What about an external drive, connected with USB or Firewire? OK, there's a cable involved, but it's not a network, is it?
A SCSI bus? That's not a network. What about FC connections? Well, maybe. The fibre has to go from one end of the datacenter to the other, but surely it's not really a network just because the cable is longer?
However, if you take that FC link and plug it into a switch, it somehow becomes a SAN, or Storage Area Network. Well, OK, but it's not a proper network, is it?
Rent a fibre or use FCoE to your second datacenter, though, and there's absolutely no doubt about it. Your storage is a network. With added pain.
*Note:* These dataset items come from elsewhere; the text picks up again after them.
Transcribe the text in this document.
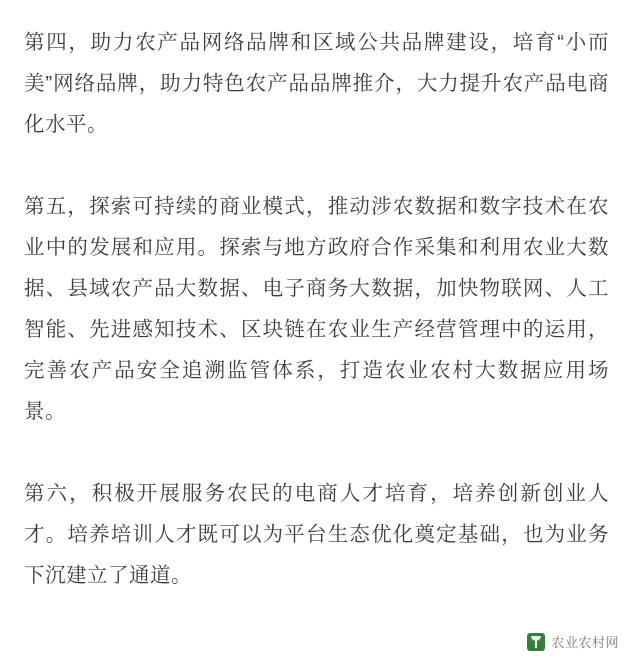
第四，助力农产品网络品牌和区域公共品牌建设，培育“小而美”网络品牌，助力特色农产品品牌推介，大力提升农产品电商化水平。

第五，探索可持续的商业模式，推动涉农数据和数字技术在农业中的发展和应用。探索与地方政府合作采集和利用农业大数据、县域农产品大数据、电子商务大数据，加快物联网、人工智能、先进感知技术、区块链在农业生产经营管理中的运用，完善农产品安全追溯监管体系，打造农业农村大数据应用场景。

第六，积极开展服务农民的电商人才培育，培养创新创业人才。培养培训人才既可以为平台生态优化奠定基础，也为业务下沉建立了通道。

农业农村网
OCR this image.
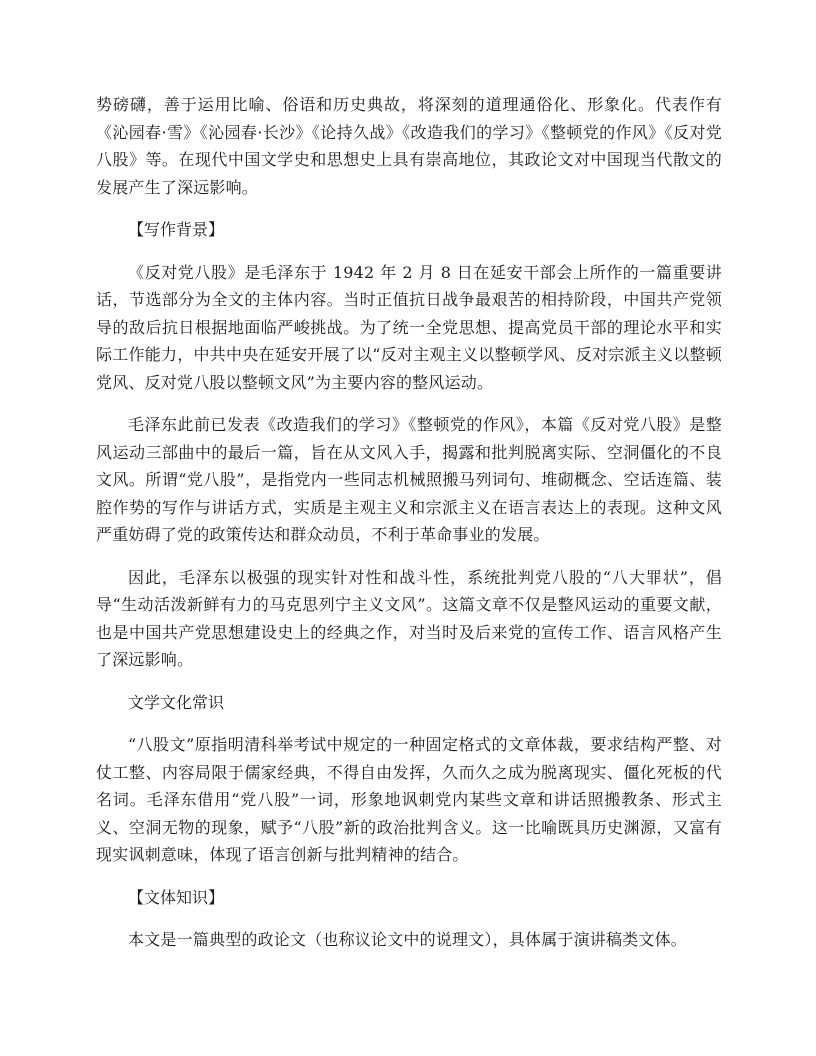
势磅礴，善于运用比喻、俗语和历史典故，将深刻的道理通俗化、形象化。代表作有《沁园春·雪》《沁园春·长沙》《论持久战》《改造我们的学习》《整顿党的作风》《反对党八股》等。在现代中国文学史和思想史上具有崇高地位，其政论文对中国现当代散文的发展产生了深远影响。

【写作背景】

《反对党八股》是毛泽东于 1942 年 2 月 8 日在延安干部会上所作的一篇重要讲话，节选部分为全文的主体内容。当时正值抗日战争最艰苦的相持阶段，中国共产党领导的敌后抗日根据地面临严峻挑战。为了统一全党思想、提高党员干部的理论水平和实际工作能力，中共中央在延安开展了以“反对主观主义以整顿学风、反对宗派主义以整顿党风、反对党八股以整顿文风”为主要内容的整风运动。

毛泽东此前已发表《改造我们的学习》《整顿党的作风》，本篇《反对党八股》是整风运动三部曲中的最后一篇，旨在从文风入手，揭露和批判脱离实际、空洞僵化的不良文风。所谓“党八股”，是指党内一些同志机械照搬马列词句、堆砌概念、空话连篇、装腔作势的写作与讲话方式，实质是主观主义和宗派主义在语言表达上的表现。这种文风严重妨碍了党的政策传达和群众动员，不利于革命事业的发展。

因此，毛泽东以极强的现实针对性和战斗性，系统批判党八股的“八大罪状”，倡导“生动活泼新鲜有力的马克思列宁主义文风”。这篇文章不仅是整风运动的重要文献，也是中国共产党思想建设史上的经典之作，对当时及后来党的宣传工作、语言风格产生了深远影响。

文学文化常识

“八股文”原指明清科举考试中规定的一种固定格式的文章体裁，要求结构严整、对仗工整、内容局限于儒家经典，不得自由发挥，久而久之成为脱离现实、僵化死板的代名词。毛泽东借用“党八股”一词，形象地讽刺党内某些文章和讲话照搬教条、形式主义、空洞无物的现象，赋予“八股”新的政治批判含义。这一比喻既具历史渊源，又富有现实讽刺意味，体现了语言创新与批判精神的结合。

【文体知识】

本文是一篇典型的政论文（也称议论文中的说理文），具体属于演讲稿类文体。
But if you examine each of these setups closely, and you'll find they're actually all networks. That FC card is using layered protocols to send data between the host and the storage controller. Your SCSI HBA talks to the drive using the SCSI protocol, which includes parity checking for the bus and a mechanism to re-transmit bad requests. Likewise your USB or Firewire controller: although the hardware technology is completely different, the software does the same job, and in much the same way.
What about that internal hard drive, though? Well, it's a network too. The controller talks to the drive's firmware over the PATA or SATA bus, and there are various checks for data integrity at both ends of the cable. If you've ever tried to use a PATA drive with a substandard or overlong ribbon, you'll know all about UDMA CRC errors.
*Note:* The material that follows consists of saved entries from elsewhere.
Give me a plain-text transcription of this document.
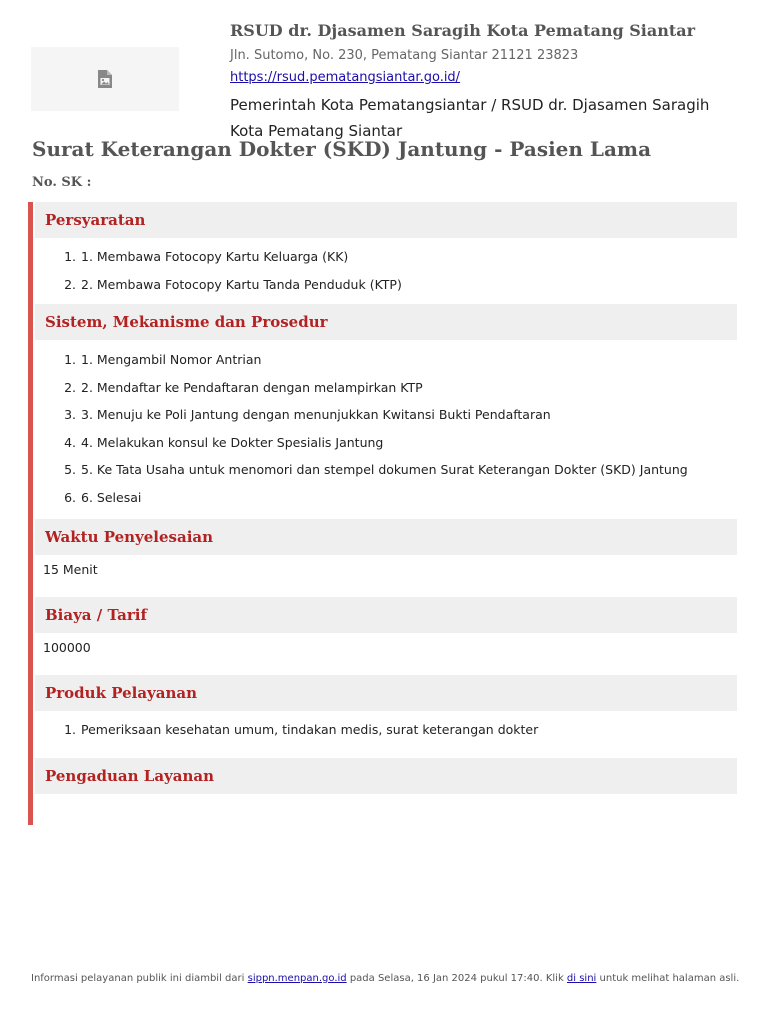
RSUD dr. Djasamen Saragih Kota Pematang Siantar
Jln. Sutomo, No. 230, Pematang Siantar 21121 23823
https://rsud.pematangsiantar.go.id/
Pemerintah Kota Pematangsiantar / RSUD dr. Djasamen Saragih Kota Pematang Siantar
Surat Keterangan Dokter (SKD) Jantung - Pasien Lama
No. SK :
Persyaratan
1. 1. Membawa Fotocopy Kartu Keluarga (KK)
2. 2. Membawa Fotocopy Kartu Tanda Penduduk (KTP)
Sistem, Mekanisme dan Prosedur
1. 1. Mengambil Nomor Antrian
2. 2. Mendaftar ke Pendaftaran dengan melampirkan KTP
3. 3. Menuju ke Poli Jantung dengan menunjukkan Kwitansi Bukti Pendaftaran
4. 4. Melakukan konsul ke Dokter Spesialis Jantung
5. 5. Ke Tata Usaha untuk menomori dan stempel dokumen Surat Keterangan Dokter (SKD) Jantung
6. 6. Selesai
Waktu Penyelesaian
15 Menit
Biaya / Tarif
100000
Produk Pelayanan
1. Pemeriksaan kesehatan umum, tindakan medis, surat keterangan dokter
Pengaduan Layanan
Informasi pelayanan publik ini diambil dari sippn.menpan.go.id pada Selasa, 16 Jan 2024 pukul 17:40. Klik di sini untuk melihat halaman asli.
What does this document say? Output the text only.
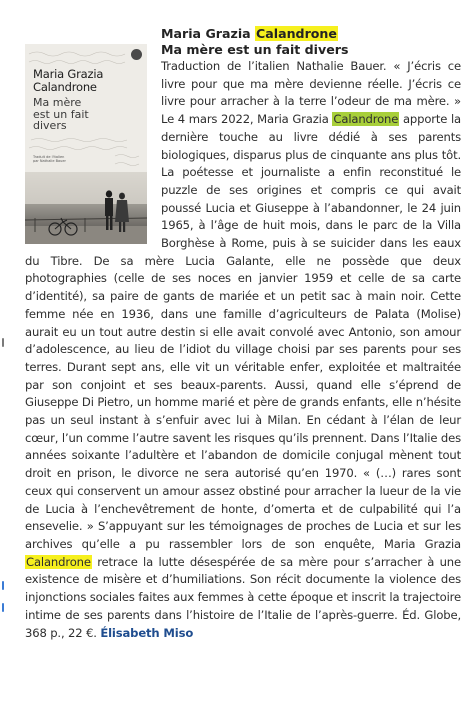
Maria Grazia
Calandrone
Ma mère
est un fait
divers
Traduit de l'italien
par Nathalie Bauer
Maria Grazia Calandrone
Ma mère est un fait divers
Traduction de l’italien Nathalie Bauer. « J’écris ce livre pour que ma mère devienne réelle. J’écris ce livre pour arracher à la terre l’odeur de ma mère. » Le 4 mars 2022, Maria Grazia Calandrone apporte la dernière touche au livre dédié à ses parents biologiques, disparus plus de cinquante ans plus tôt. La poétesse et journaliste a enfin reconstitué le puzzle de ses origines et compris ce qui avait poussé Lucia et Giuseppe à l’abandonner, le 24 juin 1965, à l’âge de huit mois, dans le parc de la Villa Borghèse à Rome, puis à se suicider dans les eaux du Tibre. De sa mère Lucia Galante, elle ne possède que deux photographies (celle de ses noces en janvier 1959 et celle de sa carte d’identité), sa paire de gants de mariée et un petit sac à main noir. Cette femme née en 1936, dans une famille d’agriculteurs de Palata (Molise) aurait eu un tout autre destin si elle avait convolé avec Antonio, son amour d’adolescence, au lieu de l’idiot du village choisi par ses parents pour ses terres. Durant sept ans, elle vit un véritable enfer, exploitée et maltraitée par son conjoint et ses beaux-parents. Aussi, quand elle s’éprend de Giuseppe Di Pietro, un homme marié et père de grands enfants, elle n’hésite pas un seul instant à s’enfuir avec lui à Milan. En cédant à l’élan de leur cœur, l’un comme l’autre savent les risques qu’ils prennent. Dans l’Italie des années soixante l’adultère et l’abandon de domicile conjugal mènent tout droit en prison, le divorce ne sera autorisé qu’en 1970. « (…) rares sont ceux qui conservent un amour assez obstiné pour arracher la lueur de la vie de Lucia à l’enchevêtrement de honte, d’omerta et de culpabilité qui l’a ensevelie. » S’appuyant sur les témoignages de proches de Lucia et sur les archives qu’elle a pu rassembler lors de son enquête, Maria Grazia Calandrone retrace la lutte désespérée de sa mère pour s’arracher à une existence de misère et d’humiliations. Son récit documente la violence des injonctions sociales faites aux femmes à cette époque et inscrit la trajectoire intime de ses parents dans l’histoire de l’Italie de l’après-guerre. Éd. Globe, 368 p., 22 €. Élisabeth Miso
In addition to all these error-checking and error-correcting protocols which are running "on the wire" to prevent data corruption between the host and the drive, the drive itself has sophisticated methods for ensuring that data which is written to it can be reliably read back. Every block written to the drive has an ECC appended to it, which can both validate and to some degree correct the data it's associated with. The drive can tell when some part of the disk is bad, and write your data somewhere good instead, keeping track of where everything is written. And it can constantly monitor the state of the disk, re-arranging data when correctable errors are found, reporting any discrepancies to the host.
It's pretty fundamental: if you write something to a drive, then when you read it back you'll get exactly the data you wrote, or you'll get some kind of error which means that your data has become corrupt.
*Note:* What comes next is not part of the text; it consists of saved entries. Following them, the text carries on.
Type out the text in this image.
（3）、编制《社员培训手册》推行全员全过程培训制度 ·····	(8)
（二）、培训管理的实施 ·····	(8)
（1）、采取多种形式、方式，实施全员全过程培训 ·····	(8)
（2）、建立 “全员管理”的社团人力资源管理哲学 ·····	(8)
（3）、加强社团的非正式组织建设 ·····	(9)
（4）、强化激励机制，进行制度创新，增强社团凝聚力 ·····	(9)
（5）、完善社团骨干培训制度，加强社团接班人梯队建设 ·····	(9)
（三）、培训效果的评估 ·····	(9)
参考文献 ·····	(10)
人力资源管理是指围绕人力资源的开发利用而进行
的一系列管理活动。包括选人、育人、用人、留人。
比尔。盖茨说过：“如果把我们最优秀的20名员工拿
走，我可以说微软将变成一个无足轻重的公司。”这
Let's rephrase that. Each layer in the storage model guarantees a certain service to the layer above it.
Again, this is a subtle difference, and one which most people would be inclined to dismiss. Researchers and corporations spend vast amounts of effort and money making their storage products reliable and error-free. Nobody would argue with the claim that storage hardware is much better today than it was a decade ago. Even so, it's rare to find a user who hasn't had some kind of storage hardware problem.
Storage gremlins are particularly pernicious. They damage valuable data. Often, even though you're told about the damage, it's hard to tell what's been damaged, and you have to resort to that time-wasting full restore from backup. You avoid this by mirroring your data, or using RAID5: when an error occurs on one drive, you use the other (or others) to recreate the contents of the bad drive. You know the only error was on your bad drive, because no errors were reported on the others.
It's hard to get anyone to think about bitrot. To most people, it's a myth. No storage manufacturer is likely to admit that errors can creep into their data, undetected by all the layers of checking and correction. They'll tell you about MTBFs and give you the odds of an error occuring, but I've never seen the probability of an undetected error quoted. How could they calculate it?
But think about it this way: the more terabytes that global megacorps and geeks such as myself add to their storage, the more likely it is, statistically, that you're going to get some undetected corruption in your hard drive which will wreck your precious data.
Me and the global megacorps don't care. Because we're using ZFS.